Why Is Blind Dating Harder to Form “Feelings” Than Free Love?

Let’s talk about what girls have been talking about all along, “feelings.”
It’s actually sexual impulse.
It’s the most primal instinct, the reproductive impulse that arises from the heart.
Of course, it doesn’t necessarily have to be handsome, that’s too narrow.
It could also be about having leadership, assertiveness, insight, experience, talent, status.
And this can’t be forced; it can only be evoked internally. Trying to persuade yourself with logic is useless.
Of course, it doesn’t necessarily have to cover everything. Many girls have a “point.”
For instance, this girl may have a high regard for someone with broad knowledge.
For another girl, someone who speaks seriously and confidently may catch her eye.
If you happen to cover her preferences, then it’s easier to create a spark.
Some girls are only attracted to handsome guys.
Some girls like to be conquered by strong men.
Some girls have a single high threshold, requiring a very handsome guy, regardless of whether he is uncouth or uncultured.

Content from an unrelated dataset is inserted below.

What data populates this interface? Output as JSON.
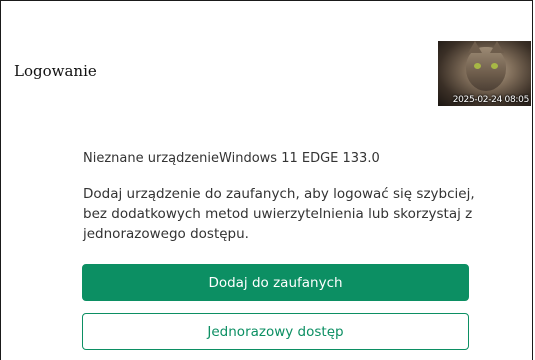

Some girls have a more comprehensive threshold, where a handsome face that happens to touch her “G spot” is enough, but at the same time, a combination of tenderness, thoughtfulness, and warmth is required.
But overall,
Physical appearance is still the most likely to provoke sexual impulses, and it is generally applicable to most women.
When two people meet.
A young man of 5'2" with a plain face.
Even if he is outstanding in his work and comes from a well-off family and speaks elegantly, the girl cannot summon any desire to kiss, let alone get intimate.
Greasy rich men can indeed attract beautiful women.
But that belongs to a disguised transaction involving money and sex.
The girl is basically enduring it, treating it like a job, just to finish the game of poker.
It’s essentially about being a big provider, each taking what they need.
There’s no male-female relationship, let alone love.
No matter how the girl convinces herself that this person is suitable and economical, she just can’t summon any sexual interest, she just doesn’t feel anything.
Returning to the main topic, why is it harder for blind dating to form “feelings” than free love?
Because the selection sequence and frequency of selection for blind dates and free love are different.
For blind dates, you set a threshold and present conditions from the start, including car, house, financial status, job, age, and appearance, and only then do you sit down and talk about feelings.
In this scenario, let’s say you go on two blind dates on the weekends and one every other day during the week, a total of five blind dates each week.
It’s quite a lot, and I think this frequency is almost half professional.
Meeting five people a week, 20 a month, and a total of 240 in a year.
Anyway, I’ve never seen such high-intensity blind dating last for a year.
So, finding “feelings” is essentially about hitting probabilities, where the probability differs based on different conditions.
It’s quite difficult to find someone you have feelings for among 240 people.
If you’re strong in every aspect, then you’ll quickly find a partner at this rate.
If you’re strong in some aspects and not in others, this quantity combined with this time, energy, and cost can be quite a blow.
Free love, on the other hand.
Forget everything else, you go on 240 dates in a year.
I open a premium account on a dating app, and in 2 hours, I can swipe 240 people. Among 240 people, you should at least find one and a half who you get along with.
No luck? Then spend another 2 hours.
One of my roommates from university used to set himself the task of chatting with girls on the school playground in the evenings.
He asked 10 girls a day, and he persistently did this for 2 months. Think about how many people that is.
Towards the end, there were repeat encounters.
Do you understand now?
Before free love starts, it’s as if you’re rapidly selecting from a large group of the opposite sex.
Whereas before a blind date, you’re not sure if you two will have feelings.
In this proportion, blind dating is naturally less efficient than free love.
The tangible result is that it’s harder to find “feelings” through blind dating.
But blind dating has an advantage.
Once both sides truly have feelings, it’s very easy to enter into marriage.
Because the early threshold and selection have already filtered out factors peripheral to emotions.
In free love, if you want to enter into marriage, it’s not that easy.
Finding “feelings” is easy, but finding a match for marriage is difficult.
Family, education, work, finances, habits, values.
Each step is a hurdle, and you have to shed layers with each step.
And through other channels outside of colleagues, classmates, and friends.
For example, chatting up, online dating, offline gaming, and activities that involve a bit of luck.
Here, there are all kinds of people, with a very high upper limit and a very low lower limit.
This tactic is quite suitable for the early stages of skill point allocation.
If you truly want to enter into marriage, then you’ll have to screen carefully.
However, the good thing about free love is that it has a foundation of “primitive feelings.”
When faced with conflicts, each side is more likely to make compromises and concessions based on their emotions.
This “emotional premium” can offset some of the mismatches in hardware conditions.
Unlike blind dating, where there isn’t an emotional foundation, and you could be passed over merely because there’s a wrinkle in your clothes.
In the end,
Blind dating and free love each have their pros and cons.
If they can complement each other in sequence, the effect is even better.
Finding the method that suits you best is the most important thing.